Brandon J. Van Every wrote:
Brandon J. Van Every wrote:
William A. Hoffman wrote:
At 08:17 AM 7/22/2006, Brad King wrote:
  

You can create a macro to wrap this all up.
Regardless of the documentation, try-compile and not exec_process is what is supposed
to be used for system introspection.
  


I am finding it nearly impossible to write such a macro in practice.  The problem is that a custom COMMAND has no understanding of native CMake paths.  So I must convert the paths to a native format, and FILE(TO_NATIVE_PATH ...) does not properly escape and quote the path for use by COMMAND.  Also, the COMMAND string needs to be saved somehow.  It needs to be used by TRY_COMPILE, and again by my CMakeLists.txt, so that I'm doing exactly the same thing each time.  Saving the string is problematic because passing the string around tends to destroy the quoting.

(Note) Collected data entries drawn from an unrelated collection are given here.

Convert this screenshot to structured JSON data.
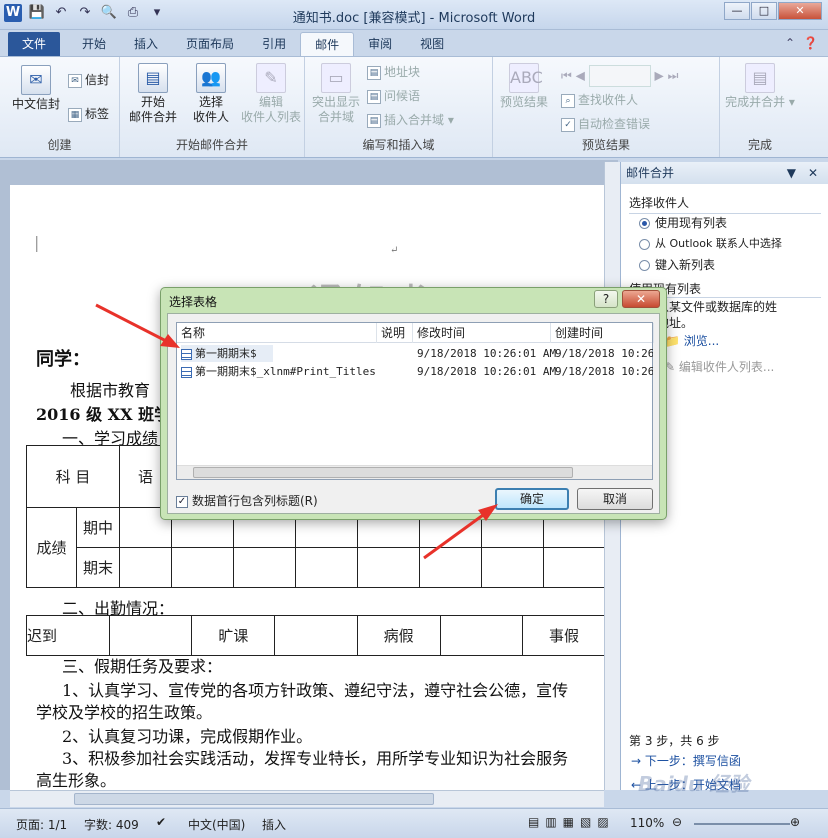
{
  "app": {
    "title": "通知书.doc [兼容模式] - Microsoft Word",
    "logo": "W"
  },
  "tabs": {
    "file": "文件",
    "items": [
      "开始",
      "插入",
      "页面布局",
      "引用",
      "邮件",
      "审阅",
      "视图"
    ],
    "active": "邮件"
  },
  "ribbon": {
    "create": {
      "label": "创建",
      "chinese_envelope": "中文信封",
      "envelope": "信封",
      "labels": "标签"
    },
    "start_merge": {
      "label": "开始邮件合并",
      "start": "开始",
      "start2": "邮件合并",
      "select": "选择",
      "select2": "收件人",
      "edit": "编辑",
      "edit2": "收件人列表"
    },
    "write_insert": {
      "label": "编写和插入域",
      "highlight": "突出显示",
      "highlight2": "合并域",
      "address": "地址块",
      "greeting": "问候语",
      "insert_field": "插入合并域"
    },
    "preview": {
      "label": "预览结果",
      "preview_btn": "预览结果",
      "find": "查找收件人",
      "auto_check": "自动检查错误"
    },
    "finish": {
      "label": "完成",
      "merge": "完成并合并"
    }
  },
  "panel": {
    "title": "邮件合并",
    "section_select": "选择收件人",
    "opt_existing": "使用现有列表",
    "opt_outlook": "从 Outlook 联系人中选择",
    "opt_new": "键入新列表",
    "section_use": "使用现有列表",
    "desc1": "从某文件或数据库的姓",
    "desc2": "地址。",
    "browse": "浏览...",
    "edit_list": "编辑收件人列表...",
    "step": "第 3 步，共 6 步",
    "next": "下一步：撰写信函",
    "prev": "上一步：开始文档"
  },
  "document": {
    "title": "通 知 书",
    "greeting": "同学：",
    "line1": "根据市教育",
    "line2": "2016 级 XX 班学",
    "sec1": "一、学习成绩",
    "tbl_subject": "科 目",
    "tbl_yu": "语",
    "tbl_score": "成绩",
    "tbl_mid": "期中",
    "tbl_final": "期末",
    "sec2": "二、出勤情况：",
    "att_late": "迟到",
    "att_absent": "旷课",
    "att_sick": "病假",
    "att_leave": "事假",
    "sec3": "三、假期任务及要求：",
    "task1": "1、认真学习、宣传党的各项方针政策、遵纪守法，遵守社会公德，宣传",
    "task1b": "学校及学校的招生政策。",
    "task2": "2、认真复习功课，完成假期作业。",
    "task3": "3、积极参加社会实践活动，发挥专业特长，用所学专业知识为社会服务",
    "task3b": "高生形象。"
  },
  "dialog": {
    "title": "选择表格",
    "help": "?",
    "close": "✕",
    "cols": {
      "name": "名称",
      "desc": "说明",
      "modified": "修改时间",
      "created": "创建时间"
    },
    "rows": [
      {
        "name": "第一期期末$",
        "desc": "",
        "modified": "9/18/2018 10:26:01 AM",
        "created": "9/18/2018 10:26:"
      },
      {
        "name": "第一期期末$_xlnm#Print_Titles",
        "desc": "",
        "modified": "9/18/2018 10:26:01 AM",
        "created": "9/18/2018 10:26:"
      }
    ],
    "checkbox": "数据首行包含列标题(R)",
    "ok": "确定",
    "cancel": "取消"
  },
  "status": {
    "page": "页面: 1/1",
    "words": "字数: 409",
    "lang": "中文(中国)",
    "mode": "插入",
    "zoom": "110%"
  },
  "watermark": "Baidu 经验"
}
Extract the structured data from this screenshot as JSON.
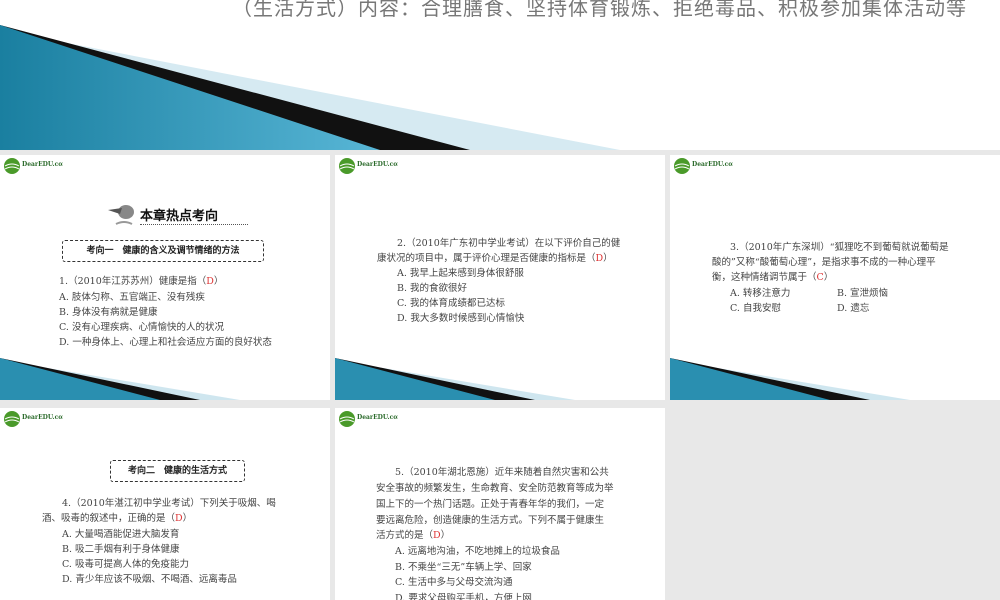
{
  "top": {
    "text": "（生活方式）内容：合理膳食、坚持体育锻炼、拒绝毒品、积极参加集体活动等"
  },
  "logo": "DearEDU.com",
  "s1": {
    "title": "本章热点考向",
    "box": "考向一　健康的含义及调节情绪的方法",
    "q": "1.（2010年江苏苏州）健康是指（",
    "ans": "D",
    "close": "）",
    "opts": [
      "A. 肢体匀称、五官端正、没有残疾",
      "B. 身体没有病就是健康",
      "C. 没有心理疾病、心情愉快的人的状况",
      "D. 一种身体上、心理上和社会适应方面的良好状态"
    ]
  },
  "s2": {
    "q1": "2.（2010年广东初中学业考试）在以下评价自己的健",
    "q2": "康状况的项目中，属于评价心理是否健康的指标是（",
    "ans": "D",
    "close": "）",
    "opts": [
      "A. 我早上起来感到身体很舒服",
      "B. 我的食欲很好",
      "C. 我的体育成绩都已达标",
      "D. 我大多数时候感到心情愉快"
    ]
  },
  "s3": {
    "q1": "3.（2010年广东深圳）“狐狸吃不到葡萄就说葡萄是",
    "q2": "酸的”又称“酸葡萄心理”，是指求事不成的一种心理平",
    "q3": "衡，这种情绪调节属于（",
    "ans": "C",
    "close": "）",
    "opts": [
      "A. 转移注意力",
      "B. 宣泄烦恼",
      "C. 自我安慰",
      "D. 遗忘"
    ]
  },
  "s4": {
    "box": "考向二　健康的生活方式",
    "q1": "4.（2010年湛江初中学业考试）下列关于吸烟、喝",
    "q2": "酒、吸毒的叙述中，正确的是（",
    "ans": "D",
    "close": "）",
    "opts": [
      "A. 大量喝酒能促进大脑发育",
      "B. 吸二手烟有利于身体健康",
      "C. 吸毒可提高人体的免疫能力",
      "D. 青少年应该不吸烟、不喝酒、远离毒品"
    ]
  },
  "s5": {
    "lines": [
      "5.（2010年湖北恩施）近年来随着自然灾害和公共",
      "安全事故的频繁发生，生命教育、安全防范教育等成为举",
      "国上下的一个热门话题。正处于青春年华的我们，一定",
      "要远离危险，创造健康的生活方式。下列不属于健康生"
    ],
    "q5": "活方式的是（",
    "ans": "D",
    "close": "）",
    "opts": [
      "A. 远离地沟油，不吃地摊上的垃圾食品",
      "B. 不乘坐“三无”车辆上学、回家",
      "C. 生活中多与父母交流沟通",
      "D. 要求父母购买手机，方便上网"
    ]
  }
}
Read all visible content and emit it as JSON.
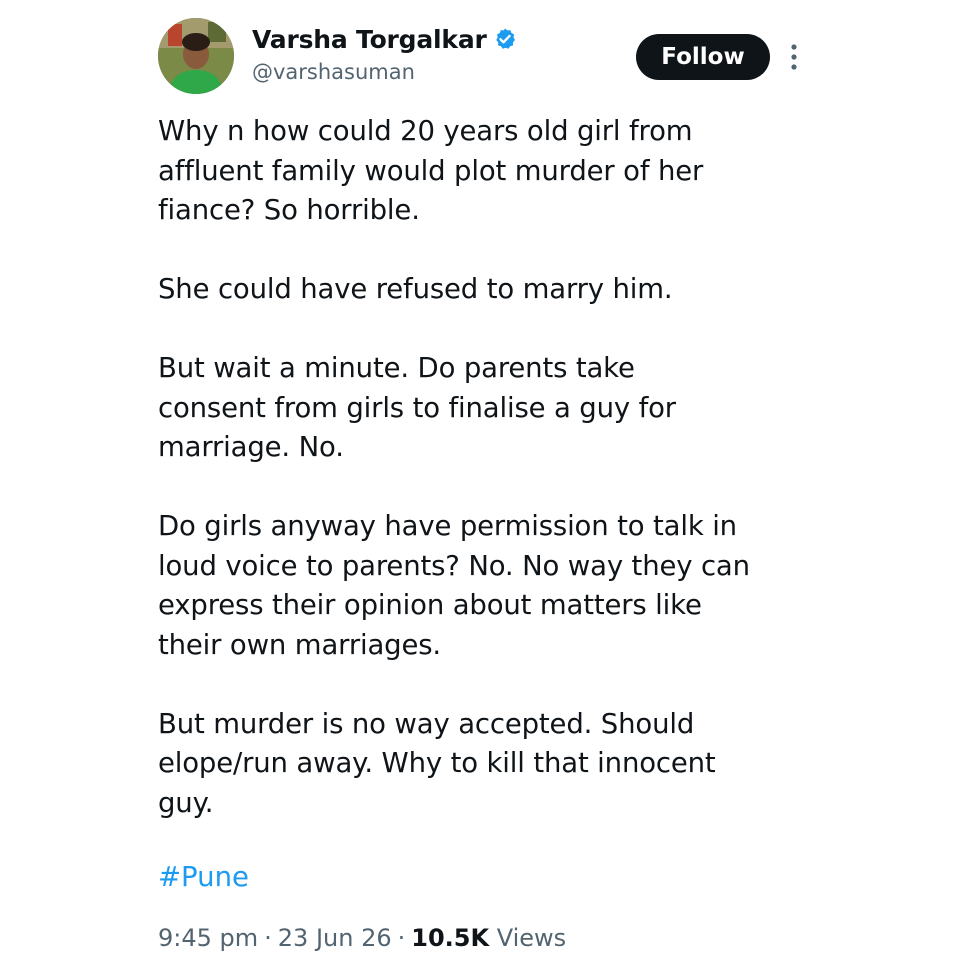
{
  "author": {
    "display_name": "Varsha Torgalkar",
    "handle": "@varshasuman",
    "verified_icon": "verified-badge-icon",
    "verified_color": "#1d9bf0"
  },
  "actions": {
    "follow_label": "Follow",
    "more_icon": "more-vertical-icon"
  },
  "tweet": {
    "paragraphs": [
      "Why n how could 20 years old girl from\naffluent family would plot murder of her\nfiance? So horrible.",
      "She could have refused to marry him.",
      "But wait a minute. Do parents take\nconsent from girls to finalise a guy for\nmarriage. No.",
      "Do girls anyway have permission to talk in\nloud voice to parents? No. No way they can\nexpress their opinion about matters like\ntheir own marriages.",
      "But murder is no way accepted. Should\nelope/run away.  Why to kill that innocent\nguy."
    ],
    "hashtag": "#Pune",
    "time": "9:45 pm",
    "date": "23 Jun 26",
    "views_count": "10.5K",
    "views_label": "Views",
    "separator": "·"
  },
  "colors": {
    "text_primary": "#0f1419",
    "text_secondary": "#536471",
    "link": "#1d9bf0",
    "button_bg": "#0f1419"
  }
}
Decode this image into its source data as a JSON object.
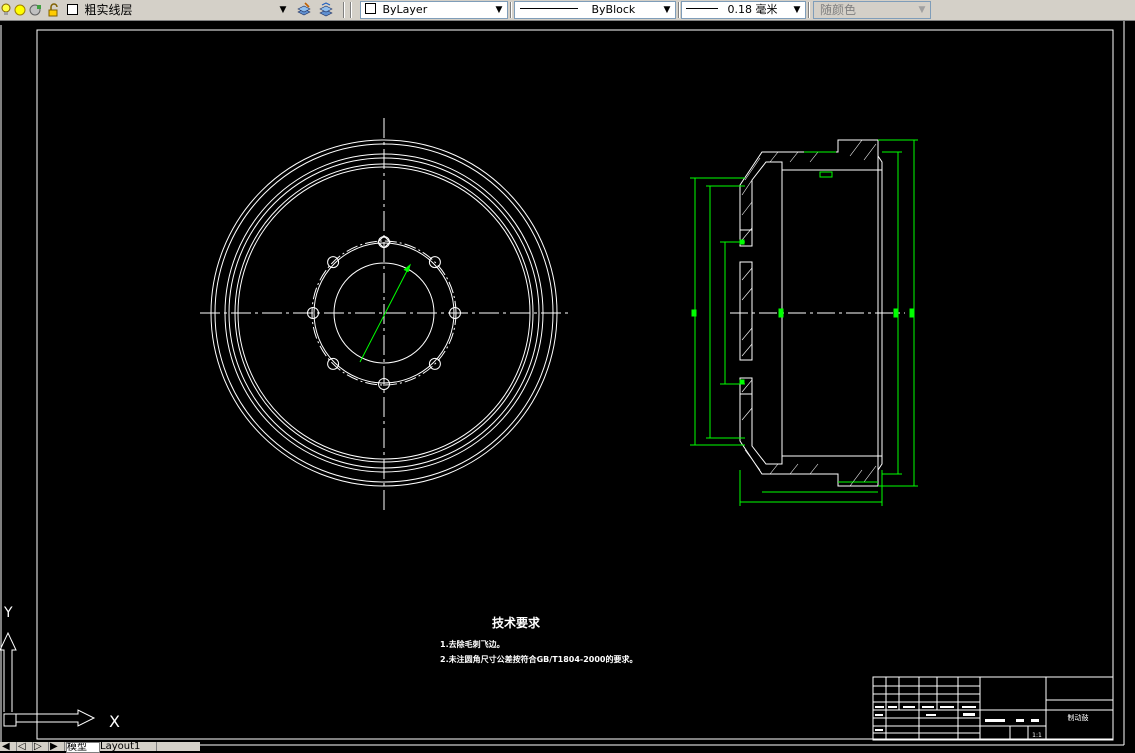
{
  "toolbar": {
    "layer_name": "粗实线层",
    "color_value": "ByLayer",
    "linetype_value": "ByBlock",
    "lineweight_value": "0.18 毫米",
    "plotstyle_value": "随颜色"
  },
  "notes": {
    "heading": "技术要求",
    "items": [
      "1.去除毛刺飞边。",
      "2.未注圆角尺寸公差按符合GB/T1804-2000的要求。"
    ]
  },
  "title_block": {
    "part_name": "制动鼓",
    "scale": "1:1"
  },
  "ucs": {
    "x_label": "X",
    "y_label": "Y"
  },
  "tabs": {
    "model": "模型",
    "layout": "Layout1"
  },
  "colors": {
    "background": "#000000",
    "geometry": "#ffffff",
    "dimensions": "#00ff00",
    "toolbar": "#d4d0c8"
  }
}
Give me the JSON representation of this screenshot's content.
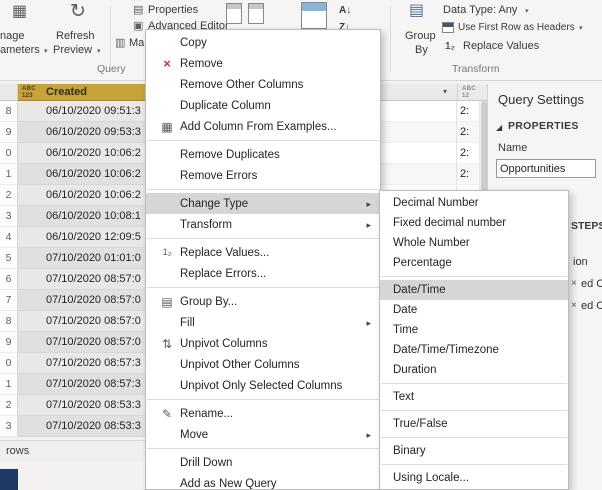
{
  "colors": {
    "selected_column_header": "#c7a238",
    "menu_highlight": "#d6d6d6",
    "remove_red": "#d13438",
    "bottom_left_square": "#1f3864",
    "panel_background": "#f6f5f4"
  },
  "ribbon": {
    "manage_parameters_line1": "nage",
    "manage_parameters_line2": "ameters",
    "refresh_line1": "Refresh",
    "refresh_line2": "Preview",
    "properties": "Properties",
    "advanced_editor": "Advanced Editor",
    "manage_truncated": "Mana",
    "query_group": "Query",
    "transform_group": "Transform",
    "group_by_line1": "Group",
    "group_by_line2": "By",
    "data_type": "Data Type: Any",
    "use_first_row": "Use First Row as Headers",
    "replace_values": "Replace Values"
  },
  "grid": {
    "created_header": "Created",
    "type_icon_line1": "ABC",
    "type_icon_line2": "123",
    "col3_icon_line1": "ABC",
    "col3_icon_line2": "12",
    "footer": "rows",
    "rows": [
      {
        "n": "8",
        "created": "06/10/2020 09:51:3",
        "right": "2:"
      },
      {
        "n": "9",
        "created": "06/10/2020 09:53:3",
        "right": "2:"
      },
      {
        "n": "0",
        "created": "06/10/2020 10:06:2",
        "right": "2:"
      },
      {
        "n": "1",
        "created": "06/10/2020 10:06:2",
        "right": "2:"
      },
      {
        "n": "2",
        "created": "06/10/2020 10:06:2",
        "right": ""
      },
      {
        "n": "3",
        "created": "06/10/2020 10:08:1",
        "right": ""
      },
      {
        "n": "4",
        "created": "06/10/2020 12:09:5",
        "right": ""
      },
      {
        "n": "5",
        "created": "07/10/2020 01:01:0",
        "right": ""
      },
      {
        "n": "6",
        "created": "07/10/2020 08:57:0",
        "right": ""
      },
      {
        "n": "7",
        "created": "07/10/2020 08:57:0",
        "right": ""
      },
      {
        "n": "8",
        "created": "07/10/2020 08:57:0",
        "right": ""
      },
      {
        "n": "9",
        "created": "07/10/2020 08:57:0",
        "right": ""
      },
      {
        "n": "0",
        "created": "07/10/2020 08:57:3",
        "right": ""
      },
      {
        "n": "1",
        "created": "07/10/2020 08:57:3",
        "right": ""
      },
      {
        "n": "2",
        "created": "07/10/2020 08:53:3",
        "right": ""
      },
      {
        "n": "3",
        "created": "07/10/2020 08:53:3",
        "right": ""
      }
    ]
  },
  "menu": {
    "copy": "Copy",
    "remove": "Remove",
    "remove_other_columns": "Remove Other Columns",
    "duplicate_column": "Duplicate Column",
    "add_column_from_examples": "Add Column From Examples...",
    "remove_duplicates": "Remove Duplicates",
    "remove_errors": "Remove Errors",
    "change_type": "Change Type",
    "transform": "Transform",
    "replace_values": "Replace Values...",
    "replace_errors": "Replace Errors...",
    "group_by": "Group By...",
    "fill": "Fill",
    "unpivot_columns": "Unpivot Columns",
    "unpivot_other_columns": "Unpivot Other Columns",
    "unpivot_only_selected": "Unpivot Only Selected Columns",
    "rename": "Rename...",
    "move": "Move",
    "drill_down": "Drill Down",
    "add_as_new_query": "Add as New Query"
  },
  "submenu": {
    "decimal_number": "Decimal Number",
    "fixed_decimal": "Fixed decimal number",
    "whole_number": "Whole Number",
    "percentage": "Percentage",
    "date_time": "Date/Time",
    "date": "Date",
    "time": "Time",
    "date_time_timezone": "Date/Time/Timezone",
    "duration": "Duration",
    "text": "Text",
    "true_false": "True/False",
    "binary": "Binary",
    "using_locale": "Using Locale..."
  },
  "query_settings": {
    "title": "Query Settings",
    "properties": "PROPERTIES",
    "name_label": "Name",
    "name_value": "Opportunities",
    "steps_header_fragment": "STEPS",
    "step_fragments": [
      "ion",
      "ed Col",
      "ed Col"
    ]
  },
  "icons": {
    "dropdown": "▾",
    "submenu_arrow": "▸",
    "remove_x": "×",
    "refresh": "↻",
    "properties_doc": "▤",
    "advanced_editor": "▣",
    "manage": "▥",
    "manage_parameters": "▦",
    "add_column": "▦",
    "replace_values_12": "1₂",
    "group_by_menu": "▤",
    "group_by_big": "▤",
    "unpivot": "⇅",
    "rename_pencil": "✎",
    "sort_asc": "A↓",
    "sort_desc": "Z↓",
    "properties_expander": "◢",
    "step_delete": "×"
  }
}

I cannot find any well-defined point of control for escaping backslashes or quotes in strings and macros.  Different levels of CMake are consuming them differently.  This is preventing COMMAND from being usable in any kind of portable manner.  Actually it makes me wonder why I have ever been able to use it portably thus far.  I have all sorts of COMMAND statements to drive the Chicken compiler.  I believe they work because all the commands are of the form

  COMMAND ${CURRENT_CHICKEN} ...

CURRENT_CHICKEN is determined either by FIND_PROGRAM, direct user entry in CMakeSetup / CCMake, or GET_TARGET_PROPERTY(... LOCATION) during the bootstrap.  So it seems all these points of control work just fine and deliver correct native paths.  Also I have never tried to pass CURRENT_CHICKEN around through multiple levels of CMake.  It is a global variable and is used implicitly by my macros; it is never passed as a macro argument.

I think the result is, quotes and backslashes cannot be reliably escaped with respect to macro wrappers for ADD_CUSTOM_TARGET.  Thus it is not possible to write a macro that will TRY_COMPILE an arbitrary COMMAND.

So the feature that I would like, is a TRY_COMMAND that produces, in the native shell, whatever you actually give it for command arguments.  The interface should be:

  TRY_COMMAND(RESULT_VAR <arbitrary commands with quotes, backslashes, semicolons, and whitespace>)

No intermediate layers of escape massaging to mess things up.  It would also need to take ${VARIABLES} and substitute them properly.  It should handle "${VARIABLES}" properly, i.e. turn a CMake list into a string, and not see the quotes as the termination of the command.  I'm inclined to think this TRY_COMMAND cannot be accomplished in CMake script.  At any rate, I need feedback on the problem before I'll have the patience to try again.